The nation's 250-plus safety net hospitals, which serve a disproportionate share of poor and uninsured patients, still face unique challenges.
Architects of the Affordable Care Act made the reasonable assumption that expanded health insurance coverage would alleviate much of their uncompensated care burden. The law mandated a gradual reduction in the extra money sent to safety net hospitals for treating a population with greater need for complex care.
But the coverage expansion has not played out as planned. Nineteen states, including Florida and Texas with their huge poor and uninsured populations, have not expanded Medicaid. Exchange enrollment has fallen short of anticipated levels. And Medicaid reimbursement, on which most safety net hospitals rely, remains below the actual cost of care.
Yet the CMS continues to adjust its formula for distributing disproportionate-share payments (DSH) for safety net hospitals based on the original assumptions. The budget for fiscal 2017—an estimated $9.6 billion—is already one-third of what would have been paid without the ACA.
And in its proposed rules for 2017, the CMS seeks to change the formula for distributing that reduced sum in ways that will cause additional harm to many safety net hospitals.
At the Medicare Payment Advisory Commission's prodding, the agency over the next three years plans to switch to a formula that relies mostly on the amounts of uncompensated care and charitable care each hospital claims on its Medicare cost report. Previously, it relied mostly on the number of Medicaid, dual-eligible and disabled patients each hospital served.
In theory, this switch should distribute the shrunken pool of money in a more equitable fashion. Hospitals with the largest burdens of uncompensated care will get a higher share of the fund.
But there are three major problems with this approach. First, it rewards hospitals in states that failed to expand Medicaid, and thus reduces the pressure on their political leaders to act.
In political terms, it is a shift of funding from states like California, New York and Illinois to states like Texas, Georgia and Florida. Before politicians in those states start cheering, it should be noted that the magnitude of the overall cuts in DSH payments will outweigh any benefits they might gain from the new weighting formula.
The second problem is the nature of the Medicare cost reports. The CMS has revamped the form for reporting charitable and uncompensated care. But the reality is that accounting standards, especially at not-for-profit hospitals and health systems, are all over the map.
While for-profit systems are more likely to report true costs for their uncompensated care, not-for-profits are more likely to report unpaid care as closer to their charges, largely a fictitious number. That may be good for keeping the tax collector at bay (it inflates their charitable care claims), but it's hardly a rational basis for distributing desperately needed DSH money.

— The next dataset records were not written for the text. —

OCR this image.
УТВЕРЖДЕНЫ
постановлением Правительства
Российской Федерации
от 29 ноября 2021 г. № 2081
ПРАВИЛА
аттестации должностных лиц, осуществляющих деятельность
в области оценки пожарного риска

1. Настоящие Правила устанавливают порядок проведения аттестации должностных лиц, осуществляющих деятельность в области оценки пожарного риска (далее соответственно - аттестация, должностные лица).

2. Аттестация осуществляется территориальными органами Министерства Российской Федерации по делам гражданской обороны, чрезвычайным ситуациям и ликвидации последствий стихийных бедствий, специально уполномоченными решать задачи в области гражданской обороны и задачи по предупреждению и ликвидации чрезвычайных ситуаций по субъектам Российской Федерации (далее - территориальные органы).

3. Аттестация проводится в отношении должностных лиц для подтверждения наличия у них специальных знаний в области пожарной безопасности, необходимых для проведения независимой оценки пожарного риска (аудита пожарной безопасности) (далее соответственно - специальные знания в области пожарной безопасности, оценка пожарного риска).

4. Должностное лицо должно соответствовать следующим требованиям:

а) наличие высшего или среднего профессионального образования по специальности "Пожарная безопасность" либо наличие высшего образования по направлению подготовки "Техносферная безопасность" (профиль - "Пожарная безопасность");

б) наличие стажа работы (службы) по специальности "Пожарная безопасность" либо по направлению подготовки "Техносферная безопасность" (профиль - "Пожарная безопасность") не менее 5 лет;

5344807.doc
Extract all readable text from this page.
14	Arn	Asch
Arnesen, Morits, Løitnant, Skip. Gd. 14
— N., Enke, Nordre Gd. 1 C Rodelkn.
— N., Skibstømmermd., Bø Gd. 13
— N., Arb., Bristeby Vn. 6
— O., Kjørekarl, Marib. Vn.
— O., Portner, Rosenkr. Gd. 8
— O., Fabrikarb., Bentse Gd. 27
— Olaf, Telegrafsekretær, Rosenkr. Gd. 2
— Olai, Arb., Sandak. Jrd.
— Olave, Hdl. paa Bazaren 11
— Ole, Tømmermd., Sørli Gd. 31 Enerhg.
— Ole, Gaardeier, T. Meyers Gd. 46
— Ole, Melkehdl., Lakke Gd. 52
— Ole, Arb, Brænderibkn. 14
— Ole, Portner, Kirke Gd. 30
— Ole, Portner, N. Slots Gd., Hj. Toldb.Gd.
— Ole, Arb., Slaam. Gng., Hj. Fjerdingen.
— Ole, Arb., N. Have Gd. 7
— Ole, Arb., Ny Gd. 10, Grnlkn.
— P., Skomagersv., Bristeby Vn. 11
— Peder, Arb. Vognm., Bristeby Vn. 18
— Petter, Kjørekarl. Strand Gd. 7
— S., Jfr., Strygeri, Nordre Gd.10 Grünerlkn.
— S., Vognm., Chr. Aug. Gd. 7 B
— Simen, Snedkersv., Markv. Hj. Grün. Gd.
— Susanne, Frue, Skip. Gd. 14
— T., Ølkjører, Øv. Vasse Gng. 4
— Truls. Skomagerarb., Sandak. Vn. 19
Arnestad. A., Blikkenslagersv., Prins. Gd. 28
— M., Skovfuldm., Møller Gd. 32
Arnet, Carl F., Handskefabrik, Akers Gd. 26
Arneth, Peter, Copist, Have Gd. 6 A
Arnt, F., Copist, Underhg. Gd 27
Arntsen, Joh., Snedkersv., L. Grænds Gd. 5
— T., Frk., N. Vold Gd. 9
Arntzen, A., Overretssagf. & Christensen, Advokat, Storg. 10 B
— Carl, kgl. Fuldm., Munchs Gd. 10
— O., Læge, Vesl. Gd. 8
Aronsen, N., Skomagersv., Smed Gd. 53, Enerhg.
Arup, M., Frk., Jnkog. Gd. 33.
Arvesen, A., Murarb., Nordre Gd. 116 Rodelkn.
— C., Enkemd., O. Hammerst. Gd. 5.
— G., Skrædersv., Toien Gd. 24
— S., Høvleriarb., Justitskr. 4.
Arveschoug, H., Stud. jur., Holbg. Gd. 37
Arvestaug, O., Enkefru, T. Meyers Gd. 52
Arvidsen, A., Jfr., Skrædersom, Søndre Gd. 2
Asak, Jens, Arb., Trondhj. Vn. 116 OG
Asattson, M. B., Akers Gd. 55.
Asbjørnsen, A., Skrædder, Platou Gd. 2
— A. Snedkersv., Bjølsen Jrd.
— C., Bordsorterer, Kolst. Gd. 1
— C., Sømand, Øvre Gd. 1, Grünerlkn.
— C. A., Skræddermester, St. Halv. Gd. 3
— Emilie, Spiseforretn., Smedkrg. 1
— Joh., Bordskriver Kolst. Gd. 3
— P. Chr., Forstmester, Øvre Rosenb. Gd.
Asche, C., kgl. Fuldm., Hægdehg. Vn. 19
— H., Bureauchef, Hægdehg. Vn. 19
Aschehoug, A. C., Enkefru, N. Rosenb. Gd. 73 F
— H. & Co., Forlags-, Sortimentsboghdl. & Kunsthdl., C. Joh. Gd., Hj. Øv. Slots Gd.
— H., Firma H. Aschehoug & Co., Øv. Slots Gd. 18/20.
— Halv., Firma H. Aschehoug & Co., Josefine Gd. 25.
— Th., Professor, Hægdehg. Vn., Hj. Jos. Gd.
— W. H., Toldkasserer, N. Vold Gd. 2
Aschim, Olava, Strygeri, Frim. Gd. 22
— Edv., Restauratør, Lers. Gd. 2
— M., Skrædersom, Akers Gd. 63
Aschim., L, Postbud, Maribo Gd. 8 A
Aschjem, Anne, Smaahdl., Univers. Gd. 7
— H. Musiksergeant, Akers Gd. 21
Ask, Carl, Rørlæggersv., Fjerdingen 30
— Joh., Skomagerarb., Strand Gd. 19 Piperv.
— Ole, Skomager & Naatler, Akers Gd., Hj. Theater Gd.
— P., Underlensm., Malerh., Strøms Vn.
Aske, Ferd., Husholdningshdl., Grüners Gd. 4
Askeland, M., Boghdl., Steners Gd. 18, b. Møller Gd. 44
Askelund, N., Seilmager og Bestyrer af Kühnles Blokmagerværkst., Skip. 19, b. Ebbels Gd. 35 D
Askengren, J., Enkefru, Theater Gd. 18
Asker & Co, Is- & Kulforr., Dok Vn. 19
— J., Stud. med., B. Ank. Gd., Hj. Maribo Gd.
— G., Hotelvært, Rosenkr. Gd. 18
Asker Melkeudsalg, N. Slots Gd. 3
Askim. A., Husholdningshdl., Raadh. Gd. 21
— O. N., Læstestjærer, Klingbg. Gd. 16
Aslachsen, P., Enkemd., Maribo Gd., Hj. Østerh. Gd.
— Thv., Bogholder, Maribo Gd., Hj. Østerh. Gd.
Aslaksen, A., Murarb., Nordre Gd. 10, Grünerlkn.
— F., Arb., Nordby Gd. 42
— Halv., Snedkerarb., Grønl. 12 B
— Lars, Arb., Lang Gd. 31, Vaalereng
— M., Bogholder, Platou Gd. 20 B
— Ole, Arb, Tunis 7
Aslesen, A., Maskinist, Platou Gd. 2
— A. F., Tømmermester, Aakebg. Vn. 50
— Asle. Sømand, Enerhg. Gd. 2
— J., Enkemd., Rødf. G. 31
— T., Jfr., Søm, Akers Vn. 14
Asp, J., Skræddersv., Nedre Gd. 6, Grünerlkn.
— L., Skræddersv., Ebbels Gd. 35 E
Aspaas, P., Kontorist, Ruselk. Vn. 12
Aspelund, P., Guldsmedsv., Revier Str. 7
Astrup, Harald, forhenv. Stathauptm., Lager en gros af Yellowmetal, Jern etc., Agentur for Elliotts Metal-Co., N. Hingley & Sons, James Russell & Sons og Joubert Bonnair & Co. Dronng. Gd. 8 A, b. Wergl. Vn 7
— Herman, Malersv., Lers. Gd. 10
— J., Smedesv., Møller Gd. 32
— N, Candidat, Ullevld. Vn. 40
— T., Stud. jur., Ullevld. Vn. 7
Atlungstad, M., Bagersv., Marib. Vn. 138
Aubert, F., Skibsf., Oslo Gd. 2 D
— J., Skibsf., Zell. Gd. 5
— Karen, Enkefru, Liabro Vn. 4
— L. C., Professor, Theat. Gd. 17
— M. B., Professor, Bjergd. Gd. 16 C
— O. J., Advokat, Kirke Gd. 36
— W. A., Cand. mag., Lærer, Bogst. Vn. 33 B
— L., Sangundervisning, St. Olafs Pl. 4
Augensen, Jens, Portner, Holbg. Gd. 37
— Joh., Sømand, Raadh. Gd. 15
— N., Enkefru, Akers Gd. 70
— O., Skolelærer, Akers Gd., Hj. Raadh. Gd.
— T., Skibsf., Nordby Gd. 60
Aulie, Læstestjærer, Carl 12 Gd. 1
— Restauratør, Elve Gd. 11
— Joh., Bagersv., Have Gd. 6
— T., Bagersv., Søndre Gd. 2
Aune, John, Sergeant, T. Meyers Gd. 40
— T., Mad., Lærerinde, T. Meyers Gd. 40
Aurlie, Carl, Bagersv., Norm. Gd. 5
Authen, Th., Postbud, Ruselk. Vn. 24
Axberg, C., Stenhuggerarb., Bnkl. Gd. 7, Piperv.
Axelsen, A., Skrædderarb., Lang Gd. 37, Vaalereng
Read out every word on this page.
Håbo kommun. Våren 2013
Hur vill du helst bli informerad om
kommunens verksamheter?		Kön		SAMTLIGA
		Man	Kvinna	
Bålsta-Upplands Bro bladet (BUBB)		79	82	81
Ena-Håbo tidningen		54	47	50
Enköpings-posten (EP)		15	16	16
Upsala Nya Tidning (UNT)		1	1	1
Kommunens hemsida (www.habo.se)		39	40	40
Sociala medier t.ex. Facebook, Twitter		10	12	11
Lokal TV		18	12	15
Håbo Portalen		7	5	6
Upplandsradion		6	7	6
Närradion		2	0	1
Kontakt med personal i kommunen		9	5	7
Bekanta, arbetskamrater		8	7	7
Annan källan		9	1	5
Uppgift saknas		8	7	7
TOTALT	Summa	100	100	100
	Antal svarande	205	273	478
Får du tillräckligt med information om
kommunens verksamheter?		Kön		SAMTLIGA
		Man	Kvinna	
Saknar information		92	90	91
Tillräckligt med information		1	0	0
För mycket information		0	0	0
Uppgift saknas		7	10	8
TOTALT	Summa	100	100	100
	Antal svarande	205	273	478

The CMS attempts to deal with this by applying a cost-to-charge ratio based on the actual cost of care, also included in the reports. But it applies an average ratio to all safety net hospitals, which winds up penalizing any hospital that tries to engage in honest accounting.
The final problem is the formula fails to include the additional cost of training medical residents. Medical schools rely on hospitals whose patient populations are disproportionately poor. On average, a safety net hospital trains about 270 physicians a year—six times more than non-safety net teaching hospitals, according to America's Essential Hospitals, their trade association.
The CMS should make adjustments in the final rule. It should issue clear guidelines for reporting charitable and uncompensated care in Medicare cost reports. It should include more money for training the next generation of physicians.
And the next Congress should reconsider the assumption in the ACA that uncompensated care for the poor and uninsured would begin to fade away. As long as exchange enrollment lags and many states refuse to expand Medicaid, the nation's safety net hospitals will need—and deserve—additional support.